A relação Irã-Israel é aquela em que ambos os lados têm uma compreensão firme das “regras do jogo” não escritas. O modus operandi de Israel tem sido assassinar cientistas nucleares iranianos, IRGC e pessoal militar aliado, sabotar instalações nucleares e outros alvos industriais, montar ataques de drones em diversas instalações militares e lançar surtidas contra alegados alvos do IRGC na Síria. O Irã, por seu lado, continuou apoiando os seus aliados ao longo das fronteiras de Israel, na esperança de dissuadi-lo de atacar os estados vizinhos e minar a sua determinação de prosseguir o seu empreendimento colonial na Palestina.
Nos seis meses desde a inundação de Al-Aqsa, as ações do Irã têm sido largamente consistentes com esta doutrina de segurança.
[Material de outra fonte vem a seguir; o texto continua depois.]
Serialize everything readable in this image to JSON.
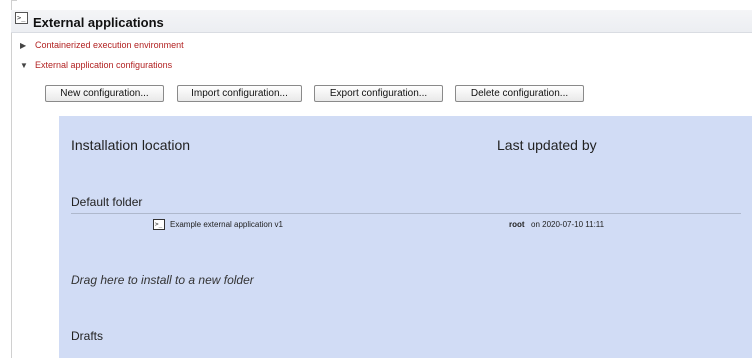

Imediatamente após o ataque, Khamenei sublinhou que o Irã não tinha conhecimento prévio nem qualquer participação no seu planeamento: "Claro, nós defendemos a Palestina e sua luta... mas aqueles que dizem que o trabalho dos palestinos vem de não-palestinos não conhecem a nação palestina e a subestimam... É aí que está o erro deles e onde eles calculam mal." Esta rara intervenção pública refletiu o seu desejo de impedir uma tentativa do Estado israelense de atribuir a responsabilidade ao Irã e, assim, desencadear uma guerra mais ampla. Tanto a liderança iraniana como o Hezbollah têm sido cautelosos em cair nesta armadilha, que poderia desviar a atenção da catástrofe que se desenrola em Gaza e arrastá-los para um confronto com os EUA. Em vez disso, estão jogando um jogo muito mais longo: manter um equilíbrio de dissuasão com Israel, mas evitando qualquer ação que possa causar uma conflagração regional.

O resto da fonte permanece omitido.